10.1200/jco.2019.37.15_suppl.e19532 ◽

2019 ◽

Vol 37 (15_suppl) ◽

pp. e19532-e19532

Author(s):

Taner Demirer ◽

Guldane Cengiz Seval ◽

Selami Kocak Toprak ◽

Sinem Civriz Bozdag ◽

Meltem Kurt Yuksel ◽

...

Keyword(s):

Multiple Myeloma ◽

Stem Cell ◽

Serum Creatinine ◽

Cell Transplantation ◽

Progression Free Survival ◽

High Dose ◽

Free Survival ◽

e19532 Background: High dose melphalan and autologous stem cell transplantation (ASCT) significantly prolong survival for patients with multiple myeloma (MM). The purpose of this study is to assess the effects of hemoglobin (Hgb) and serum creatinine (Crea) values at the time of transplantation on the overall outcome of patients with multiple myeloma treated at our transplant center. Material & Methods: This analysis included 247 consecutive patients who underwent ASCT for MM between 2010-2016. Hemoglobin was grouped as low or high relative to their sample median. Patients were also stratified according to serum Crea value at the time of transplantation ( < 2 or ³2 mg/dl).

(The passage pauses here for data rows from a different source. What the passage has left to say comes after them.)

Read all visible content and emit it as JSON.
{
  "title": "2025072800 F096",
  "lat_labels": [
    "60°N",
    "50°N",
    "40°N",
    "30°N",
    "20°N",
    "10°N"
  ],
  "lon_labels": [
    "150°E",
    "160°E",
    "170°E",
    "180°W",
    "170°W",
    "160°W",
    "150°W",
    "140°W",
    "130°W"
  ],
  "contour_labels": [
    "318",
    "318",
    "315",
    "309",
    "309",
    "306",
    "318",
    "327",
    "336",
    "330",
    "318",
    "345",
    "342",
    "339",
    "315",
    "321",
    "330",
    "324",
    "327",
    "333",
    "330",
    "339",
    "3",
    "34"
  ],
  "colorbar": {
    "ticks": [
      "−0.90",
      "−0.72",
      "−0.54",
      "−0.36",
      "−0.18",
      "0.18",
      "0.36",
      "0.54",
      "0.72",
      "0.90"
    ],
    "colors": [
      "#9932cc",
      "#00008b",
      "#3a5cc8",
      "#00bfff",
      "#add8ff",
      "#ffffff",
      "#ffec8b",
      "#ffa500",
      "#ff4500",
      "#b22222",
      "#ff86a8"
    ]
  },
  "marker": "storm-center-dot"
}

Results: The median age was 57 (29-75) years and most patients were male (n = 151, 61.1%), IgG subtype (n = 124, 50.2%), and ISS stage 3 (n = 122, 49.4%). The interval from the time of diagnosis to ASCT was median 7 months and median follow-up from ASCT was 49 months (range, 3-198 months). The most commonly induction regimens included VAD (vincristine, doxorubicin and dexamethasone) and VCD (bortezomib, cyclophosphamide, dexamethasone), respectively. Since maintenance was not an approved treatment in myeloma most patients did not receive any. For the entire cohort, the median Hgb and Crea were 11.5 g/dL and 0.9 mg/dL respectively. No difference in progression free survival (PFS) was observed between a lower and higher Hgb (82 vs. 81 months, p = 0.96). However, the median PFS was significantly longer in patients with a lower Crea compared to those with a higher Crea (83 vs. 48 months, p = 0.01). Patients with both a lower hemoglobin and higher Crea experienced shorter PFS compared to those with a higher hemoglobin and lower Crea (45 vs. 82 months, p < 0.001). We failed to demonstrate the impact of creatinin levels on time to neutrophil and platelet engraftment. There were no differences in OS according to lower vs. higher Hgb (58 vs. 52 months; p = 0.29, respectively) but in higher crea cohort worse OS was observed (41 months vs. 57 months; p = 0.02, respectively). Conclusions: We demonstrate that hemoglobin and creatinine represent important determinants of clinical outcomes after ASCT. A lower hemoglobin and higher creatinine, individually and when combined, were associated with shorter PFS. Therefore, further studies of larger randomized cohorts are required to clarify the impact of pre-transplant Hgb and Crea levels on ASCT outcomes.